Music can be cause for great joy, but it can also cause pain and distress. Music therapists are trained to be aware of all of these concerns, and are experienced in recognizing the effects that music is having on a person and how to adapt the music for a healing experience. Please talk with your music therapist about these situations. This is our area of expertise, and we want to help! Where have you seen music cause unexpected responses?]]>

17 Comments

  1. Stephanie Bolton on August 2, 2012 at 1:47 pm

    Excellent points, Rachelle! Thank you for so eloquently illustrating the potential pitfalls in music choices. So much goes into picking a song/music for someone!

    • soundscapemusictherapy on August 2, 2012 at 6:41 pm

      Yes, Stephanie! Music choice seems simple, but it really does take some clinical expertise much of the time.

  2. Anne Vitort on August 2, 2012 at 2:06 pm

    Great information! Thanks for addressing this difficult topic!

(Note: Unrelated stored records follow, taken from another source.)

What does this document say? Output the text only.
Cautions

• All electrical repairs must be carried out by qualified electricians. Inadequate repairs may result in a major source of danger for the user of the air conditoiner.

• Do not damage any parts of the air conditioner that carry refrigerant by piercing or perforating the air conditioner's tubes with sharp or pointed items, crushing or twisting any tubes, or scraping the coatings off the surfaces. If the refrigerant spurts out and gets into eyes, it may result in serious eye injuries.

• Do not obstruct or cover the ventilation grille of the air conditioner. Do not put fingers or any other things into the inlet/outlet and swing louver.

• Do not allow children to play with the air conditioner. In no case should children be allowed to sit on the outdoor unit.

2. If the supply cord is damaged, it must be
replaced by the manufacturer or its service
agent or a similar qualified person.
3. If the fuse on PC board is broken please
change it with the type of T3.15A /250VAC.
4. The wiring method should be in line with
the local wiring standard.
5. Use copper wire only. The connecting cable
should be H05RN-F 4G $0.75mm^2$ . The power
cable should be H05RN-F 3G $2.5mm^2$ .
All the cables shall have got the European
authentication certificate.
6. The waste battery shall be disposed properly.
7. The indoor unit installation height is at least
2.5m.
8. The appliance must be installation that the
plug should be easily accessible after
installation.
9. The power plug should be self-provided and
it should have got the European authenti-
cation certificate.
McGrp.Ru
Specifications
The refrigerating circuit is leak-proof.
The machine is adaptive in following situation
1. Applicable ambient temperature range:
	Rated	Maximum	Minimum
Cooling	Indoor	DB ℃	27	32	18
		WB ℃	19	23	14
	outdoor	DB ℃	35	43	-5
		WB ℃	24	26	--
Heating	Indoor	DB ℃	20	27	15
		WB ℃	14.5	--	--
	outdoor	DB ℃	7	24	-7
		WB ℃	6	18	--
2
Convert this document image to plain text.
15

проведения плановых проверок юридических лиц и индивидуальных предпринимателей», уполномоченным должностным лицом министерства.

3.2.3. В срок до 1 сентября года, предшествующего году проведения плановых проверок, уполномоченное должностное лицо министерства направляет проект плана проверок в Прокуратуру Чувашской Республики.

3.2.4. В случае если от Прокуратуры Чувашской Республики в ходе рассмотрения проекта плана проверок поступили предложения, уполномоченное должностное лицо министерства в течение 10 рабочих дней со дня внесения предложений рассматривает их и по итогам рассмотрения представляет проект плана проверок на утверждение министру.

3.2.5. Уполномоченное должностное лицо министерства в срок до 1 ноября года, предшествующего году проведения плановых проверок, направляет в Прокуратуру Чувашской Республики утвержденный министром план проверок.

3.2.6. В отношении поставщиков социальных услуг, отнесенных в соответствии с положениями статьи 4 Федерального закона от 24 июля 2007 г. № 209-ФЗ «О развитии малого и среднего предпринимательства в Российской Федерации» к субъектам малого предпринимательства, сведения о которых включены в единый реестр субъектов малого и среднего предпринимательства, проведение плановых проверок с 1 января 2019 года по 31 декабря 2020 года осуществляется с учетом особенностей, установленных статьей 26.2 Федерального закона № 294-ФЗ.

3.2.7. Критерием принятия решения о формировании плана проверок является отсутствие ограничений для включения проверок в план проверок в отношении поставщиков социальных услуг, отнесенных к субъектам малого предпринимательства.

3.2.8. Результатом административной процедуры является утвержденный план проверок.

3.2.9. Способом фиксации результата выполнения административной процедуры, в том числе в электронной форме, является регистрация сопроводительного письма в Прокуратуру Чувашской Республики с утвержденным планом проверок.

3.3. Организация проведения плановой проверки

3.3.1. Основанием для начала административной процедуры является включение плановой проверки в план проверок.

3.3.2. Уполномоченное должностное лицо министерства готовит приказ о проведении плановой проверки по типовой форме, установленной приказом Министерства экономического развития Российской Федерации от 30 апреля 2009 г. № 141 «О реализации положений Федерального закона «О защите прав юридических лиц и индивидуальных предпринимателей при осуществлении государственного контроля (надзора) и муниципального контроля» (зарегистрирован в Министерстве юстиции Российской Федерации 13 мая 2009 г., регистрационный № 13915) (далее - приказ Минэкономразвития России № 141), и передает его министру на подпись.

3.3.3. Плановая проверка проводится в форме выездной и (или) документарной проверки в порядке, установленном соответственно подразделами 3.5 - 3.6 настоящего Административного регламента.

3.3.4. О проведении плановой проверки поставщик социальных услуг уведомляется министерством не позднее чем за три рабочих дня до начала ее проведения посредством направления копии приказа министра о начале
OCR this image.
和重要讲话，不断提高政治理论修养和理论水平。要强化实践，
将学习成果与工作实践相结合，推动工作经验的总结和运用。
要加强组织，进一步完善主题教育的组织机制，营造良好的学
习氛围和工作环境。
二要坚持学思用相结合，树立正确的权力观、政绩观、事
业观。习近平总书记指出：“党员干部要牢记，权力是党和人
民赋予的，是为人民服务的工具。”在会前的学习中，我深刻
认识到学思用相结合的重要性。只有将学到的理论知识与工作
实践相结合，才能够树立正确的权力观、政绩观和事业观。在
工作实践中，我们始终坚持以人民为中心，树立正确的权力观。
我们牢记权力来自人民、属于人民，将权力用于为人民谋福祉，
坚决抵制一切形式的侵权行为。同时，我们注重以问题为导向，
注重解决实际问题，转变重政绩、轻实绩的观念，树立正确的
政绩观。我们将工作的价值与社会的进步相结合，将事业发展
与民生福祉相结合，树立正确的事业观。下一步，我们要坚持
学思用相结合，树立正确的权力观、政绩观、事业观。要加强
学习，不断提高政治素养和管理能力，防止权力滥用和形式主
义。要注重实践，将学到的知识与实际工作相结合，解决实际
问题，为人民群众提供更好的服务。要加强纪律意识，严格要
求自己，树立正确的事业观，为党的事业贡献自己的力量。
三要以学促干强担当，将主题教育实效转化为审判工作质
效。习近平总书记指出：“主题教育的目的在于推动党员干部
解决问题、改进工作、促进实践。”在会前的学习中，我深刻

    • soundscapemusictherapy on August 2, 2012 at 6:41 pm

      Thanks, Anne!

  3. Allison Andrews, PsyD on August 3, 2012 at 11:07 am

    This is so interesting. Thank you for deepening our understanding of the power of music.
    Especially the reminder that all sorts of emotions can be stirred up. Warmly, Allison

    • soundscapemusictherapy on August 3, 2012 at 1:50 pm

      Thank you, Allison!

  4. musicsparks on August 7, 2012 at 10:02 am

    Well said, Rachelle. Music is powerful in ways many are not aware. Your posts are a great resource to which we can direct people.

    • soundscapemusictherapy on August 7, 2012 at 10:05 am

      Thank you for your feedback, JoAnn!

  5. Soffía Fr. Rafnds. on August 8, 2012 at 5:26 am

    Hi Rachelle. I found your articles through a twitter post. Music therapists in Iceland (where I live) are trying to get musictherapy recognized as a health profession and you have just given us lost of arguments for why you should need state certification to call yourself a music therapist 🙂 Thank you!

    • soundscapemusictherapy on August 8, 2012 at 9:51 am

      I am so glad to help! Good luck with your recognition work!

  6. Ann Becker-Schutte (@DrBeckerSchutte) on August 8, 2012 at 3:08 pm

    Rachelle,

    I have learned so much through reading your posts. You do a wonderful job of highlighting how valuable music can be, but also of educating about the importance of solid clinical training before using music with vulnerable populations.

    Warmly,
    Ann

    • soundscapemusictherapy on August 8, 2012 at 9:51 pm

      Thanks, Ann!

  7. Andrea B. Goldberg, LCSW on August 10, 2012 at 12:24 pm

    Hi Rachelle,

    You make some excellent points about ways music can be harmful. Your point about unhealthy messages reminds me of the song Follow Me by Uncle Kracker. it has a great beat and melody that is contagious and fun to sing, but the words bother me even as I am swept up in singing them because it is glorifying having an affair.

    I really enjoy your posts.

    Warmly,
    Andrea

    • soundscapemusictherapy on August 10, 2012 at 1:00 pm

      Yes! I feel the same way about that song. It doesn’t sound like a cheatin’ song, does it? Another song in that vein that came out around the same time is “It Wasn’t Me” by Shaggy. That one gets stuck in my head, and the lyrics are awful!

  8. Lynda Buitrago on August 21, 2012 at 2:45 pm

    Thank you for this valuable insight. We really don’t know how music will affect someone and we need to keep that in mind as we care for others.

    • soundscapemusictherapy on August 22, 2012 at 9:33 pm

      I agree. Music is much more complex than we sometimes consider.